In the 1960s-70s Parker had a particularly productive working relationship with David Rose, appearing as an actor in episodes of Scotland Yard (BBC 1960) and Z Cars (BBC 1964), both produced by Rose, then as director on 18 episodes of Softly Softly, for which Rose produced the first two series, and on four episodes of Alan Plater’s The First Lady (BBC 1968) which Rose also produced. In the 1970s Parker was reunited with Rose when the latter became Head of BBC English Regions Drama in Birmingham, directing four Plays for Today produced by Rose: Shakespeare – or Bust, Land of Green Ginger, David Halliwell’s Steps Back (1973) and Barry Collins’ The Lonely Man’s Lover (1974), plus four half-hour plays: Jack Rosenthal’s Thirty Minute Theatre play, And For My Next Trick (BBC 1972) and three Second City Firsts.
I first met Brian Parker at a Kaleidoscope event in 2014 where David Rose was introducing Medico (BBC 1959), a recently discovered drama-documentary which Rose directed. Parker described Rose as his ‘mentor’, underlining the important influence Rose had on his career. After the event he emailed me:
I really enjoyed the event last weekend and made amazing discoveries! My acting and directing mentor is still brilliantly defying Parkinson, one of my early shows is in the Library of Congress (after it was transmitted the writer took me to lunch, we ordered, and he said “what went wrong?”) and people are actually looking at stuff made long before home-recording was possible.
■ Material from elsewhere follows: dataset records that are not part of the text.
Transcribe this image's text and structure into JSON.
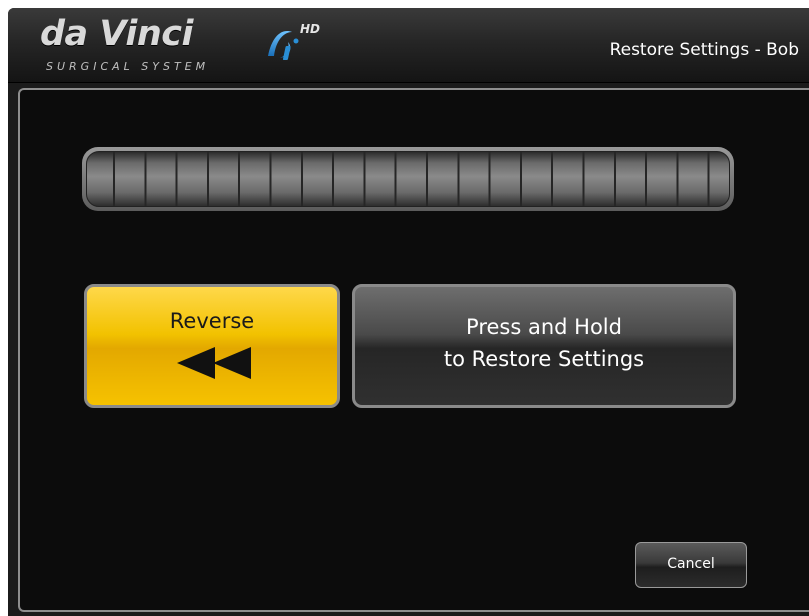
{
  "header": {
    "logo_text": "da Vinci",
    "logo_hd": "HD",
    "logo_subtitle": "SURGICAL SYSTEM",
    "title": "Restore Settings - Bob"
  },
  "progress": {
    "value": 0
  },
  "buttons": {
    "reverse_label": "Reverse",
    "reverse_icon": "rewind-icon",
    "restore_line1": "Press and Hold",
    "restore_line2": "to Restore Settings",
    "cancel_label": "Cancel"
  },
  "colors": {
    "accent_yellow": "#f2c200",
    "background": "#0c0c0c",
    "border": "#8e8e8e",
    "logo_blue": "#2a8fd6"
  }
}
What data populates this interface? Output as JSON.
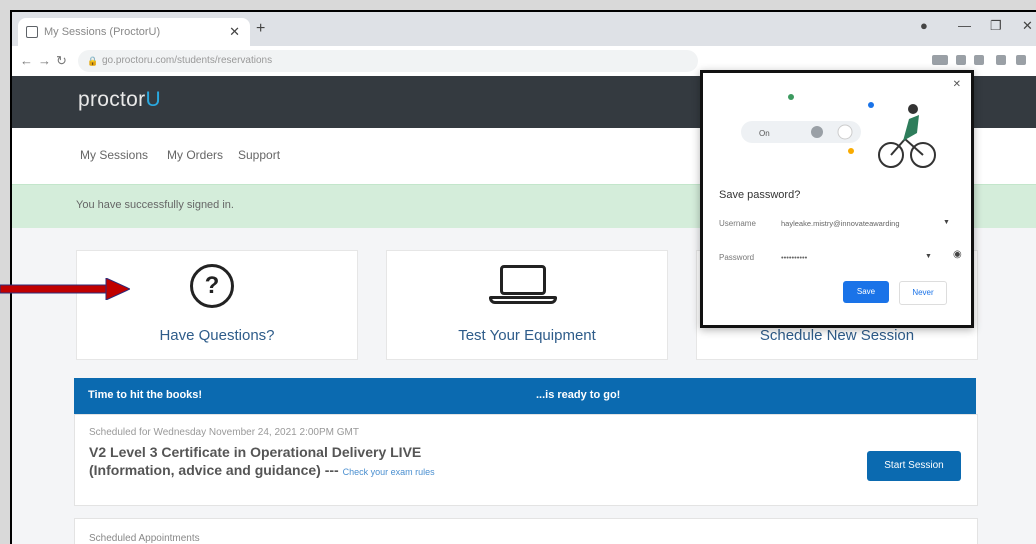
{
  "browser": {
    "tab_title": "My Sessions (ProctorU)",
    "tab_close": "✕",
    "new_tab": "+",
    "url": "go.proctoru.com/students/reservations"
  },
  "site": {
    "logo_main": "proctor",
    "logo_accent": "U",
    "nav": {
      "sessions": "My Sessions",
      "orders": "My Orders",
      "support": "Support"
    },
    "alert": "You have successfully signed in."
  },
  "cards": {
    "questions": "Have Questions?",
    "equipment": "Test Your Equipment",
    "schedule": "Schedule New Session"
  },
  "banner": {
    "left": "Time to hit the books!",
    "right": "...is ready to go!"
  },
  "session": {
    "scheduled": "Scheduled for Wednesday November 24, 2021 2:00PM GMT",
    "title_line1": "V2 Level 3 Certificate in Operational Delivery LIVE",
    "title_line2": "(Information, advice and guidance) ---",
    "rules_link": "Check your exam rules",
    "start_button": "Start Session"
  },
  "appointments": {
    "label": "Scheduled Appointments"
  },
  "password_popup": {
    "title": "Save password?",
    "username_label": "Username",
    "username_value": "hayleake.mistry@innovateawarding",
    "password_label": "Password",
    "password_value": "••••••••••",
    "save_button": "Save",
    "never_button": "Never",
    "close": "✕"
  },
  "colors": {
    "site_header": "#343a40",
    "accent_blue": "#0b6ab0",
    "success_bg": "#d4edda",
    "arrow_red": "#c00000",
    "chrome_save": "#1a73e8"
  }
}
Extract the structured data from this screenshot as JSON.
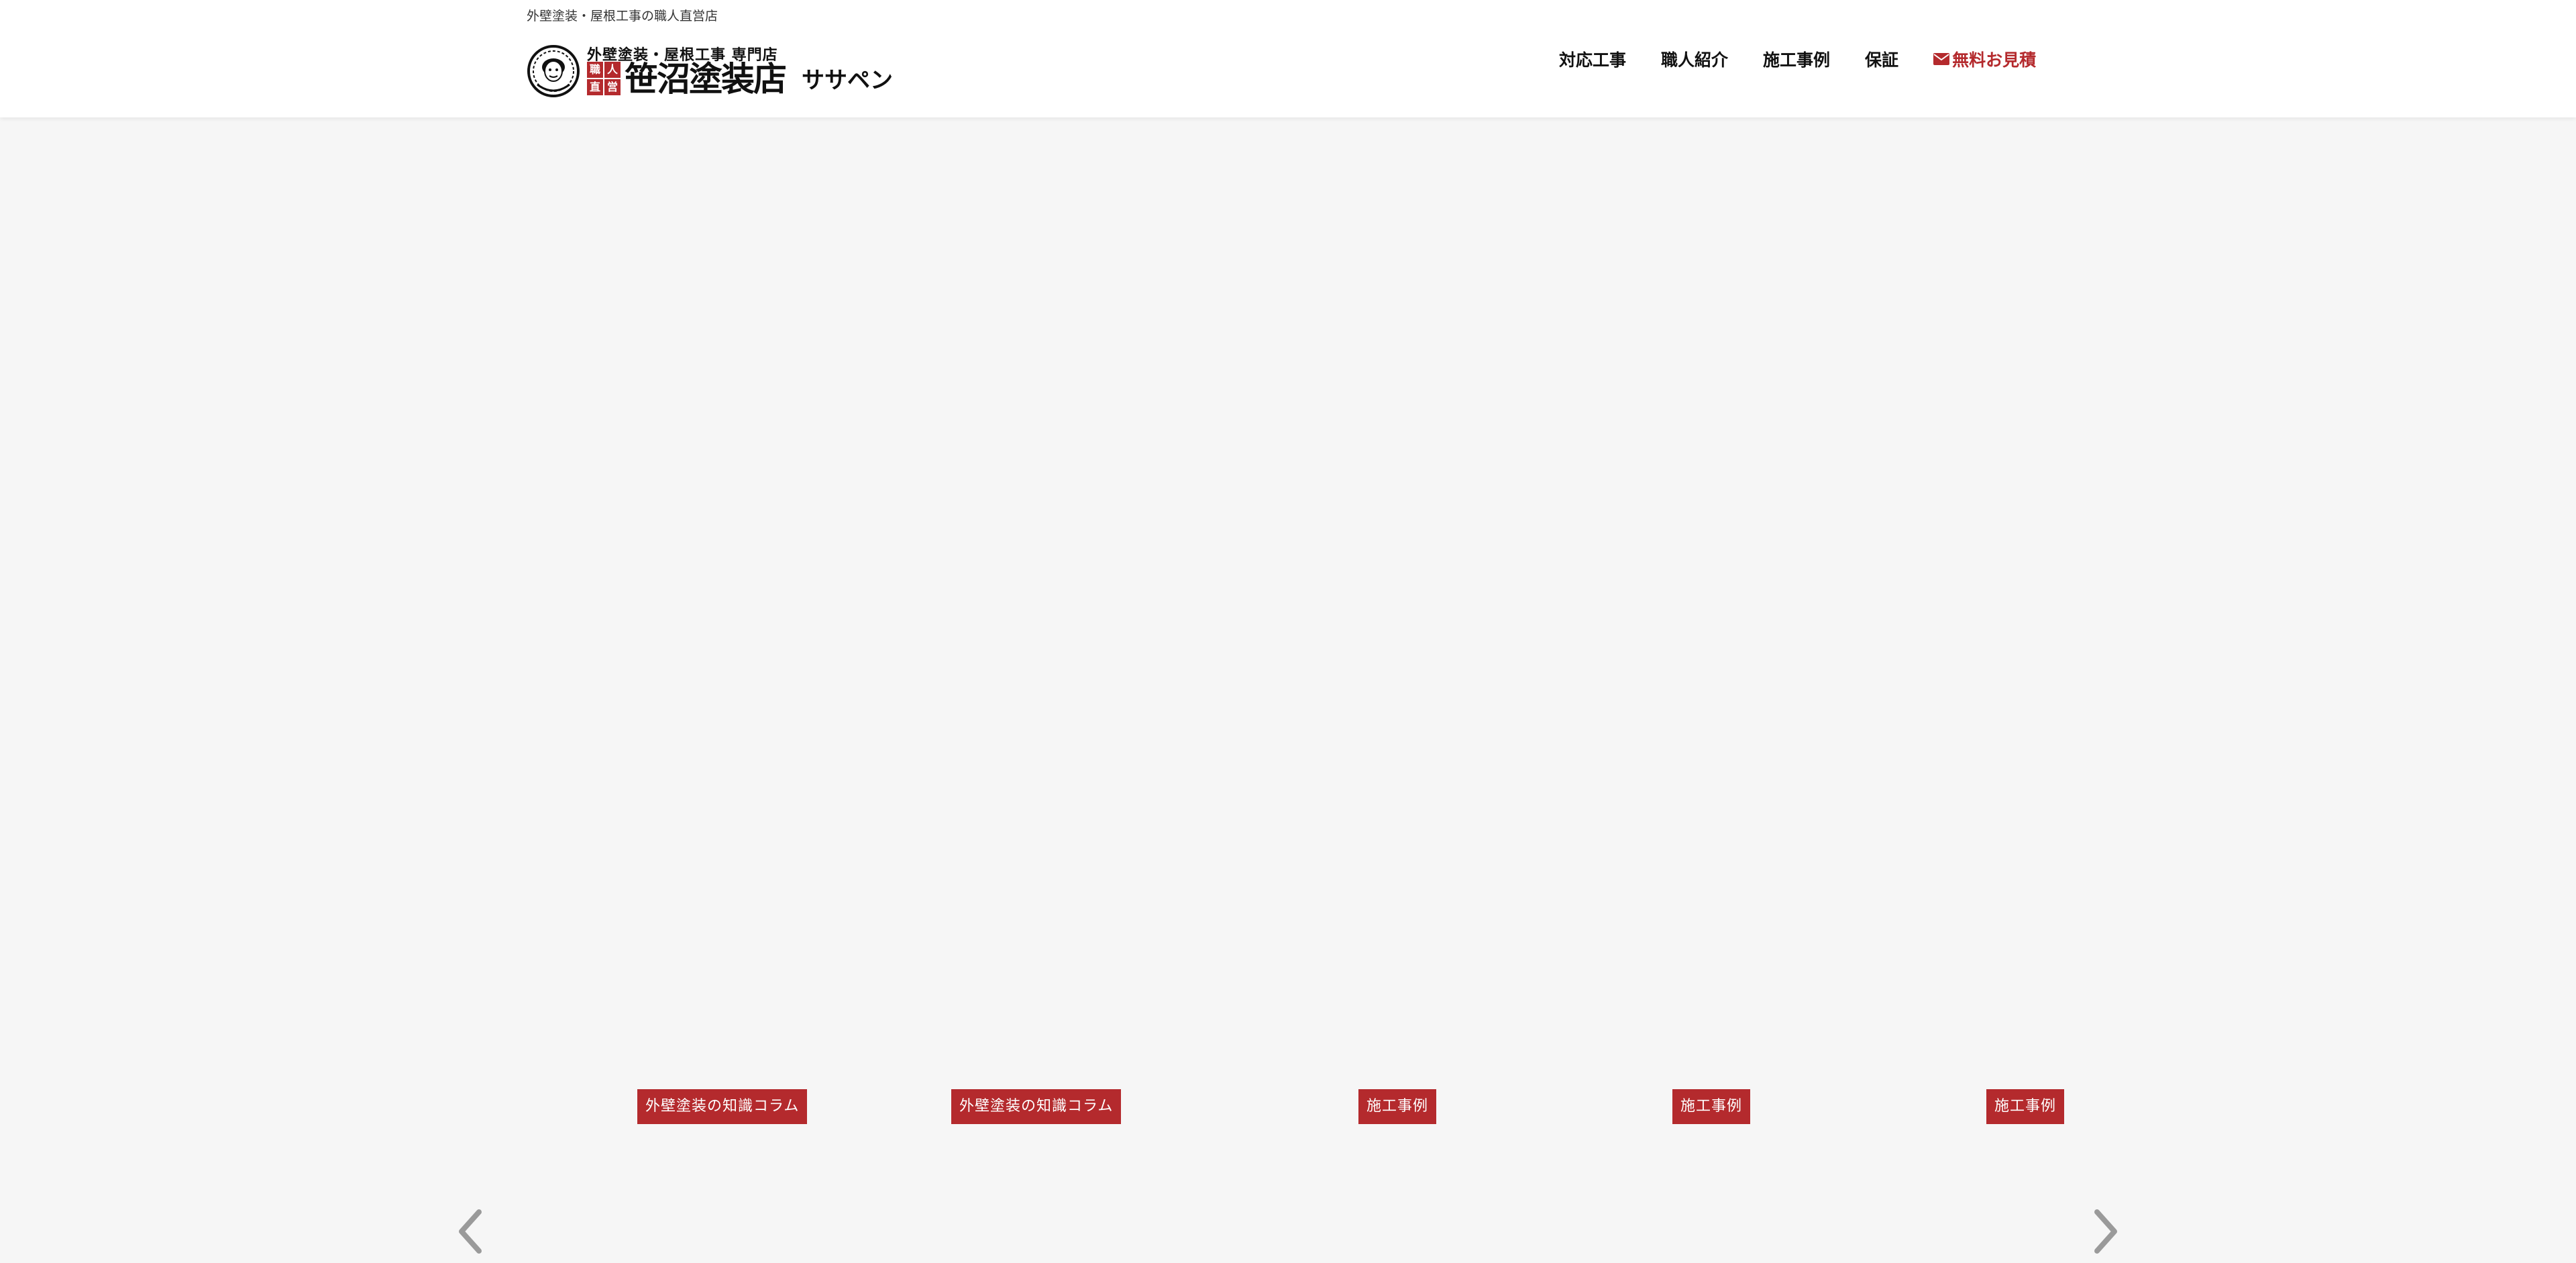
{
  "header": {
    "tagline": "外壁塗装・屋根工事の職人直営店",
    "logo": {
      "subtitle": "外壁塗装・屋根工事 専門店",
      "stamp": [
        "職",
        "人",
        "直",
        "営"
      ],
      "name": "笹沼塗装店",
      "kana": "ササペン"
    },
    "nav": {
      "items": [
        {
          "label": "対応工事"
        },
        {
          "label": "職人紹介"
        },
        {
          "label": "施工事例"
        },
        {
          "label": "保証"
        }
      ],
      "cta": {
        "label": "無料お見積",
        "icon": "envelope-icon"
      }
    }
  },
  "slider": {
    "cards": [
      {
        "category": "外壁塗装の知識コラム"
      },
      {
        "category": "外壁塗装の知識コラム"
      },
      {
        "category": "施工事例"
      },
      {
        "category": "施工事例"
      },
      {
        "category": "施工事例"
      }
    ],
    "prev_icon": "chevron-left-icon",
    "next_icon": "chevron-right-icon"
  },
  "colors": {
    "accent": "#b42a2d",
    "background": "#f6f6f6",
    "header_bg": "#ffffff",
    "arrow": "#9a9a9a"
  }
}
Sadly, the next occasion we met was at the memorial service for David Rose in 2017.
In July 2020 I contacted Brian Parker to see what he remembered about Steps Back, the David Halliwell Play for Today about which I was writing a piece as part of the 50th anniversary celebrations of Play for Today. Parker replied immediately, providing much useful information about the production of the play and it sparked an exchange of emails about his television work which continued until shortly before his death.”